The corona crisis makes short work of Spanish flamenco. Due to all the rules in the country, the almost a hundred halls where flamenco is played, the tablaos. As a result, a third of them already went bankrupt. The part that stands up fears the final blow.

In Madrid is the famous hall Corral de la Moreria closed for over a year. Terraces in the city may be open, but performances in halls are prohibited by the government. The clearing is slowly becoming visible: of the 22 Madrid tablaos already closed six forever. Hundreds of artists are on the street because of the closures.

“Musicians seek jobs as plumbers and electricians to survive,” said Juanma Del Rey, director of the Corral de la Moreria. Until the crisis hit, his hall was never actually closed and there were night after night waiting lists to see the performances. Che Guevara once sat in the hall during a secret visit to Madrid. And also singer Bono, Harrison Ford, Kiss, politicians from all over the world. The Corral was legendary.

Director Juanma Del Rey on the stage of the ‘Corral’

Nieuwsuur / Rop Zoutberg

Belén López dances for News hour in the deserted room of Corral de la Moreria. The tapping of her heels echo against the walls. Since March last year, López no longer performs. “The halls just go bankrupt. Because nobody is worried. We were received at the ministry and the minister did not even show up.”

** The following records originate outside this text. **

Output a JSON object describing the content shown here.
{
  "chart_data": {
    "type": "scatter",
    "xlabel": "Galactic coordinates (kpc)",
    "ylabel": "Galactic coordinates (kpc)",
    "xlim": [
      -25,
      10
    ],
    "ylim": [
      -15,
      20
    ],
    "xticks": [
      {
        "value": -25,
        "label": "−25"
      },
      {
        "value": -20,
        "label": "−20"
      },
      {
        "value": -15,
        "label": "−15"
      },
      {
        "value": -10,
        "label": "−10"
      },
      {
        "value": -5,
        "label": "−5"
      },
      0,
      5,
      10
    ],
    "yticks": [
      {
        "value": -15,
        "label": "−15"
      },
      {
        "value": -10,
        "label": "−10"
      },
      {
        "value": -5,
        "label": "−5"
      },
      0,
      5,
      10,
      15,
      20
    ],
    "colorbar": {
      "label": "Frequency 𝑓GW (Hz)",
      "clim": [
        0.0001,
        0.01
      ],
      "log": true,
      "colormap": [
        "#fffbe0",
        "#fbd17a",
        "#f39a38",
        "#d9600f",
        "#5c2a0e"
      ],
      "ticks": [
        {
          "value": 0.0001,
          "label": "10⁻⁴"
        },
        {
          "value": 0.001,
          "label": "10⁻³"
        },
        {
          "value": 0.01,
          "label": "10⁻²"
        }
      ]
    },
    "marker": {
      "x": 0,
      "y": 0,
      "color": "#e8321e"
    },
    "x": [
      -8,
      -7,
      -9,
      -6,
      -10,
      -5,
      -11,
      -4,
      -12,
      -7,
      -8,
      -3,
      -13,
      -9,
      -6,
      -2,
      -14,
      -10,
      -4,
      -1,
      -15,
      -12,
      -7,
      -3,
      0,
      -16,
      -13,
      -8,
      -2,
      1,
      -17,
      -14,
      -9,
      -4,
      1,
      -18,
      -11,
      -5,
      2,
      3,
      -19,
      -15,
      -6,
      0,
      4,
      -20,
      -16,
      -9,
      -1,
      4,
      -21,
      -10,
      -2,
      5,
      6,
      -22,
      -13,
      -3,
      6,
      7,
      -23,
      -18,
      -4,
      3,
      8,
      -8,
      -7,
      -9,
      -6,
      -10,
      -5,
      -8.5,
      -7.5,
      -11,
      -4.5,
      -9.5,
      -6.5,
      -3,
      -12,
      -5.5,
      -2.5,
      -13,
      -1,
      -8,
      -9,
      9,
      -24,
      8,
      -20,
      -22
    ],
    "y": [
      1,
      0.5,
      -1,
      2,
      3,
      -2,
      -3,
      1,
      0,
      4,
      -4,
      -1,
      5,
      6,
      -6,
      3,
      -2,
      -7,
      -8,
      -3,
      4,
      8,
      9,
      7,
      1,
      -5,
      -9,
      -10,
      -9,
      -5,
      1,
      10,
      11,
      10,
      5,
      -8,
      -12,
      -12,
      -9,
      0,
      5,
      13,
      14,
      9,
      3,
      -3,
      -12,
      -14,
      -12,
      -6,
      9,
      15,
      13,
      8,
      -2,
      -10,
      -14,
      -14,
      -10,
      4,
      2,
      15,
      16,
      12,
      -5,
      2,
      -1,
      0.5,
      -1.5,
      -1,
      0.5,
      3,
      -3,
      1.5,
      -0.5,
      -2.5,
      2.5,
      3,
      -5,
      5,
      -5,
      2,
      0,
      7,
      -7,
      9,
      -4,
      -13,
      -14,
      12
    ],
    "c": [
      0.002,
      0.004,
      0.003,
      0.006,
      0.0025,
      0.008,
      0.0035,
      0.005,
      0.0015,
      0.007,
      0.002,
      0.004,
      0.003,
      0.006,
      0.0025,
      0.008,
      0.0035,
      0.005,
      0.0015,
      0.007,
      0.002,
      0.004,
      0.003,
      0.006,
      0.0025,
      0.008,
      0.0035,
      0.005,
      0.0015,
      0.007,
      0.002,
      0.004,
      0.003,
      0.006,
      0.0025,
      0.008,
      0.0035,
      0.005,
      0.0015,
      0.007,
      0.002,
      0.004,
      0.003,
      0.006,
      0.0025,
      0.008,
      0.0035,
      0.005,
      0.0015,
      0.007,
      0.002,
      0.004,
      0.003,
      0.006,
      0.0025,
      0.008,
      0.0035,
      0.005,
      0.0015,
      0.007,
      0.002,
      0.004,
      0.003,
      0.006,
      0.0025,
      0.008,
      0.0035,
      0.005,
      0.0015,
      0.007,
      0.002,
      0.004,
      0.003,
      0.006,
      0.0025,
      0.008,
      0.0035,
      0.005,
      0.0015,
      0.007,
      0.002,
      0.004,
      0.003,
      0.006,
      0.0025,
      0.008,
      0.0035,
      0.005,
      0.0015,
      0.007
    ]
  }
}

It is a noose around the neck of artists, says Belén López. Director Del Rey also calls it an intensely sad situation:

‘It is a noose around the neck of artists’

Del Rey fears it will be over for him if help doesn’t arrive soon. He is angry that the government is doing little for the sector, which is recognized as cultural heritage. Reductions in working hours are not sufficient, because other costs also continue month after month. “Halls go bankrupt and never return. That’s because of the central places where the tablaos to sit. They just disappear, because a tapas bar, for example, is set up. “

The history of the halls goes back two centuries. It was extremely popular in Spain in the mid-nineteenth century cafe cantante. A café where you drank a glass of wine and where a guitarist played or a dancer danced.

The cafes disappeared at the beginning of the twentieth century, but the idea was dusted off in the 1950s. Restaurant owners also copy the formula of American jazz clubs. The tablaos boost the quality of flamenco.

Black dressed dancer

The halls provide work for 95 percent of the flamenco artists, Del Rey explains. “One of the most important expressions of our culture disappears if nothing happens. I don’t really understand why it remains so quiet. Flamenco is something of all Spaniards and we have to defend that culture. Otherwise it will die, it will disappear forever. “

Jonathan Miró, director of the bankrupt Tablao, agrees Villa Rosa in the tourist center of Madrid. “The moment we really closed was rock hard. You realize it’s over, and nobody is aware of it. Nobody does anything.”

When leaving the hall, a dancer dressed in black performed in front of the locked gates. From a balcony, dresses from performances were thrown on the street forever.